Superconductivity in Dilute Hydrides of Ammonia under Pressure

TL;DR

This paper predicts high-pressure superconducting phases in ammonia-hydrogen compounds with complex structures, achieving critical temperatures up to 179 K, based on extensive theoretical calculations.

Contribution

It introduces novel ammonia-hydrogen compounds with superconductivity at high pressures, expanding the understanding of molecular cation-based superconductors.

Findings

Predicted metastable NH$_n$ structures with high $T_c$.

Superconductivity driven by hydrogen atoms in molecular cations.

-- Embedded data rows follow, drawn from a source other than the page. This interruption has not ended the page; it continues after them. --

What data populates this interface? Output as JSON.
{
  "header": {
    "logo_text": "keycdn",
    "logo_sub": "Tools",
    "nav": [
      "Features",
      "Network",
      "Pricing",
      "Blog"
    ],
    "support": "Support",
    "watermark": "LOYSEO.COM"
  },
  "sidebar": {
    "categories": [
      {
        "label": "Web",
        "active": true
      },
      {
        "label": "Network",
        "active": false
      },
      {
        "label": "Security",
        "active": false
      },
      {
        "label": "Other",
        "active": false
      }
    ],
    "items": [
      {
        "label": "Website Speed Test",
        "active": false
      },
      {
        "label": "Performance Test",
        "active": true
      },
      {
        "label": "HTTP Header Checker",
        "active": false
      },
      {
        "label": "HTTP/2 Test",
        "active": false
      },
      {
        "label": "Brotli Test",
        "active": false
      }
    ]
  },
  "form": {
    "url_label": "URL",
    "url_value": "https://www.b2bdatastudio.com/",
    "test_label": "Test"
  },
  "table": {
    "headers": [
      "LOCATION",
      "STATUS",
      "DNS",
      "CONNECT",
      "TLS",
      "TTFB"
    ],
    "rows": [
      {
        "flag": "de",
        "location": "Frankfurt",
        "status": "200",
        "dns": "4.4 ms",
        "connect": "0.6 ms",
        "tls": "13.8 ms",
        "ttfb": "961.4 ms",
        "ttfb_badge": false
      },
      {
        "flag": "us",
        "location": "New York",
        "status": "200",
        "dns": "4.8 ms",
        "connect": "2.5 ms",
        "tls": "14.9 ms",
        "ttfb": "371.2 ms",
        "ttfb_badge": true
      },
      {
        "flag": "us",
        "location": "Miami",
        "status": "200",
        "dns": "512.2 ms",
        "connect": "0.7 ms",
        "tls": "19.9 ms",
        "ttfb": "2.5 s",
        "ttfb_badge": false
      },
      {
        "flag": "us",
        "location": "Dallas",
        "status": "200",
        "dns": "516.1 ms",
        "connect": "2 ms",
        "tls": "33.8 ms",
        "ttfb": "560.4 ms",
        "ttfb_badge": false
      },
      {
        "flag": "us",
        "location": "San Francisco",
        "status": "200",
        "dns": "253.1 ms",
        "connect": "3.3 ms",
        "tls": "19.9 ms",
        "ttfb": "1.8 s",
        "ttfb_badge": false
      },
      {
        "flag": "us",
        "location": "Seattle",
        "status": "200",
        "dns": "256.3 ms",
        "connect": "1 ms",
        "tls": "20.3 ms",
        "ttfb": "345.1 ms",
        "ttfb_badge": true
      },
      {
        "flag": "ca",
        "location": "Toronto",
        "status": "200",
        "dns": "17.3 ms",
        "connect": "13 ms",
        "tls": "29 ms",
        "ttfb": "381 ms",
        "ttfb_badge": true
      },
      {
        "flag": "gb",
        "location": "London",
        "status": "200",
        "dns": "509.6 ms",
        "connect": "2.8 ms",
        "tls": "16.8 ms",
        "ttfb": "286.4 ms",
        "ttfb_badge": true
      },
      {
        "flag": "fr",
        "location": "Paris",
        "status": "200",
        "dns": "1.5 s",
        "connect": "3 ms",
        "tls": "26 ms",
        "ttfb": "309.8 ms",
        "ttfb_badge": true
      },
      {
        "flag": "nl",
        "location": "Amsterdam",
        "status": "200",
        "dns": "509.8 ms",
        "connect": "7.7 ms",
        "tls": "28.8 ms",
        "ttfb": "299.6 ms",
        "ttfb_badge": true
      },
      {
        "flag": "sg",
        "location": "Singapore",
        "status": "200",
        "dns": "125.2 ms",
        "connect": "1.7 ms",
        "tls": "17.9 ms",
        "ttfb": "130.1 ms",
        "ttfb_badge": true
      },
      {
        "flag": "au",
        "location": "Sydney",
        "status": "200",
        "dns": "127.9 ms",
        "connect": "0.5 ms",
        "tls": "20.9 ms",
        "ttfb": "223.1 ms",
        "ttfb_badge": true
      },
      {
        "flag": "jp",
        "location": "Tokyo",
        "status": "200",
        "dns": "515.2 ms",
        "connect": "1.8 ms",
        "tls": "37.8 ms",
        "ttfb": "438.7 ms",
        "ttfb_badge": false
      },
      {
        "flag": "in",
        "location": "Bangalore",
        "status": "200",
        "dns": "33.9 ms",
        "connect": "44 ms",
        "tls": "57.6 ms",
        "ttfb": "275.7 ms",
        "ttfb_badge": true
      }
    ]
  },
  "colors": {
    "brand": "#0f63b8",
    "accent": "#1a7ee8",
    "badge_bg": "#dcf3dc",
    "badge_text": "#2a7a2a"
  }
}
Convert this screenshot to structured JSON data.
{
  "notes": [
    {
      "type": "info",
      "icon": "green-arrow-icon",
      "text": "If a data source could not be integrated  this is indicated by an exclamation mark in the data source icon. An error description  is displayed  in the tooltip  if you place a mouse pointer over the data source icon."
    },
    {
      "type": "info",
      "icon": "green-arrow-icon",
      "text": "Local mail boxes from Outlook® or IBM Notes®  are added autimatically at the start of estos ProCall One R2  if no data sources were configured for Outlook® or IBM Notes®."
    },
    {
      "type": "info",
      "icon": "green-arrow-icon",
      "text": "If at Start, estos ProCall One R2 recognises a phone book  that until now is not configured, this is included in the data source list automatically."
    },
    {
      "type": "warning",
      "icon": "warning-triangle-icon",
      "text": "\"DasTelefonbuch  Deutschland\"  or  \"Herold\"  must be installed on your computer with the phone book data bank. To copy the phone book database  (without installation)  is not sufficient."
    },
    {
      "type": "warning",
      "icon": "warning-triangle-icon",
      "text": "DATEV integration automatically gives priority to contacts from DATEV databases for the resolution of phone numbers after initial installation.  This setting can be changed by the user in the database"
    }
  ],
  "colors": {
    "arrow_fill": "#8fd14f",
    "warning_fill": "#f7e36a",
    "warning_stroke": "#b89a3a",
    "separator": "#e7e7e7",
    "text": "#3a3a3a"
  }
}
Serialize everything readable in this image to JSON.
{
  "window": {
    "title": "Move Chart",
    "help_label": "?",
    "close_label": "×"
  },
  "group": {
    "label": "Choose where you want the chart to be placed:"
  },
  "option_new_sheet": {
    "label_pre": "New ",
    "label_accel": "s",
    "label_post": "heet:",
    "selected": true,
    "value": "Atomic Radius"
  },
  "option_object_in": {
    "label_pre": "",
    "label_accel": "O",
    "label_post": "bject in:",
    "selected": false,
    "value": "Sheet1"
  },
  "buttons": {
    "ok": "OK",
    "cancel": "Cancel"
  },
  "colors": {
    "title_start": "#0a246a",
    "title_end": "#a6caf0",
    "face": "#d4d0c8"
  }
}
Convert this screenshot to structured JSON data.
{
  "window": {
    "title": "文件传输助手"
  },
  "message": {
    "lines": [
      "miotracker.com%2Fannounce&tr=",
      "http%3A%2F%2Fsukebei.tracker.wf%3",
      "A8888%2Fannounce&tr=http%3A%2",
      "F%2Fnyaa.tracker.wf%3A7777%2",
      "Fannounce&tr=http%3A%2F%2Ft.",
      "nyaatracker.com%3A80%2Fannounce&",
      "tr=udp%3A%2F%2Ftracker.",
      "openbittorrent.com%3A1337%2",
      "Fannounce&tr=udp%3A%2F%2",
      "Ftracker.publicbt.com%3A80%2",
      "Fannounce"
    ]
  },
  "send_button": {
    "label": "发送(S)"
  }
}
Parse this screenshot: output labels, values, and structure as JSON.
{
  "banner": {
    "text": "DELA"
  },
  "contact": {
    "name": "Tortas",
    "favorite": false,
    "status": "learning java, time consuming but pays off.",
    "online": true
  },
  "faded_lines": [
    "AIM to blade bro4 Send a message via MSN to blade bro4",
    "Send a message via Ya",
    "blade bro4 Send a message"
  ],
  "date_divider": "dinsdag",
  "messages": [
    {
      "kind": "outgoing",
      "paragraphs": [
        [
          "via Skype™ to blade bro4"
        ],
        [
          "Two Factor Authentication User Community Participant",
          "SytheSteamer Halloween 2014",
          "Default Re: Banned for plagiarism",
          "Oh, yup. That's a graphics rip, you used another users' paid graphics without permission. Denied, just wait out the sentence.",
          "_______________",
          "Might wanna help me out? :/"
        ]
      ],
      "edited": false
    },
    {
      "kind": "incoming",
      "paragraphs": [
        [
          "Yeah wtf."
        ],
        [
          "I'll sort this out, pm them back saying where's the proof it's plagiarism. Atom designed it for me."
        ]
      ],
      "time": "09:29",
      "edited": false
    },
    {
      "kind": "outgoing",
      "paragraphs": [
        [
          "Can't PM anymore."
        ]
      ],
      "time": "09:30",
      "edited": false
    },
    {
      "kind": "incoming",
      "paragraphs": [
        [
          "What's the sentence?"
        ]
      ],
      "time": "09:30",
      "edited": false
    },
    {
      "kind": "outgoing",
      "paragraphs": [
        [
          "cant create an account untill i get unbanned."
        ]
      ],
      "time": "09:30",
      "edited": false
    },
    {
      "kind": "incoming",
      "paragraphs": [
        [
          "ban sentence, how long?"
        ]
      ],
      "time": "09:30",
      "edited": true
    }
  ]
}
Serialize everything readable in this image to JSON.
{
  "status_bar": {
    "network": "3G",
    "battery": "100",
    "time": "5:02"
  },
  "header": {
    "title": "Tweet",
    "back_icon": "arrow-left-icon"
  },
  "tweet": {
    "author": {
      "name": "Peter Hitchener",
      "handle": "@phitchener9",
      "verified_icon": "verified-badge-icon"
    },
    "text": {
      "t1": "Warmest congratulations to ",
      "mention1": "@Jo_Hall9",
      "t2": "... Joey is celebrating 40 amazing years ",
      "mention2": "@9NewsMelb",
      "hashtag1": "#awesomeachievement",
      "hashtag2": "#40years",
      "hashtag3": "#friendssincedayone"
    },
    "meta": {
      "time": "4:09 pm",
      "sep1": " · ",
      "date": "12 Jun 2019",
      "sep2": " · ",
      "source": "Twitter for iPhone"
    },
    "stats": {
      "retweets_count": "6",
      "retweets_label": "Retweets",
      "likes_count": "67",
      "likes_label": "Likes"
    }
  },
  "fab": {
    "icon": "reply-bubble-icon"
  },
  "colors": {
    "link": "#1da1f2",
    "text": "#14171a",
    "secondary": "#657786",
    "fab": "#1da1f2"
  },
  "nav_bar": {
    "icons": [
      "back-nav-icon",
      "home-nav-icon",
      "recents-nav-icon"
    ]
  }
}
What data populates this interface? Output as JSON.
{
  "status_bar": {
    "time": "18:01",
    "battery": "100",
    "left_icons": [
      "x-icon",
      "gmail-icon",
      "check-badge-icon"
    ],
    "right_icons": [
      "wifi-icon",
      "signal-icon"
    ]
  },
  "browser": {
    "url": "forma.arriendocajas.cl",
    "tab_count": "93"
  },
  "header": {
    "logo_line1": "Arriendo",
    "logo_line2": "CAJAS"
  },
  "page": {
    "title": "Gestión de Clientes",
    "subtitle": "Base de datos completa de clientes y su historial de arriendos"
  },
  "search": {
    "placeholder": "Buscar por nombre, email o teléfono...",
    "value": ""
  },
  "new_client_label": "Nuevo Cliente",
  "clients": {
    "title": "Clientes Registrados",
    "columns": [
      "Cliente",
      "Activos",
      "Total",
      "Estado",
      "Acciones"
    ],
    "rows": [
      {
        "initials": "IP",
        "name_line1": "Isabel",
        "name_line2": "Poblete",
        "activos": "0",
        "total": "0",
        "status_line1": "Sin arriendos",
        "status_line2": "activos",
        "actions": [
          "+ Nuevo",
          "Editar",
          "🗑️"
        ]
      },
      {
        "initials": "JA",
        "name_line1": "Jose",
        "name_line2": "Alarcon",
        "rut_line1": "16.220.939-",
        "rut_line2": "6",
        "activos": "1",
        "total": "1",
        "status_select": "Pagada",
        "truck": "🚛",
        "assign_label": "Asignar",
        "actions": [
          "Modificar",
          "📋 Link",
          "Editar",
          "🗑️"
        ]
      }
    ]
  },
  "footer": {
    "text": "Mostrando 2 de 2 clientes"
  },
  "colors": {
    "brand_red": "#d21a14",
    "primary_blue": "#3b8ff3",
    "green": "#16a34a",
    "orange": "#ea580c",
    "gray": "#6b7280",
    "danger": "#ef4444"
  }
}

Maximum $T_c$ of 179 K at 300 GPa for NH$_{10}$.

Abstract

In the last decade, there has been great progress in predicting and synthesizing polyhydrides that exhibit superconductivity when squeezed. Dopants allow these compounds to become metals at pressures lower than those required to metallize elemental hydrogen. Here, we show that by combining the fundamental planetary building blocks of molecular hydrogen and ammonia, conventional superconducting compounds can be formed at high pressure. Through extensive theoretical calculations we predict metallic metastable structures with NH$_n$ ($n=10,11,24$) stoichiometries that are based on NH$_4^+$ superalkali cations and complex hydrogenic lattices. The hydrogen atoms in the molecular cation contribute to the superconducting mechanism, and the estimated superconducting critical temperatures, $T_\text{c}$s, are comparable to the highest values computed for the alkali metal polyhydrides. The largest calculated (isotropic Eliashberg) $T_\text{c}$ is 179~K for $Pnma$-NH$_{10}$ at 300~GPa. Our results suggest that other molecular cations can be mixed with hydrogen under pressure yielding superconducting compounds.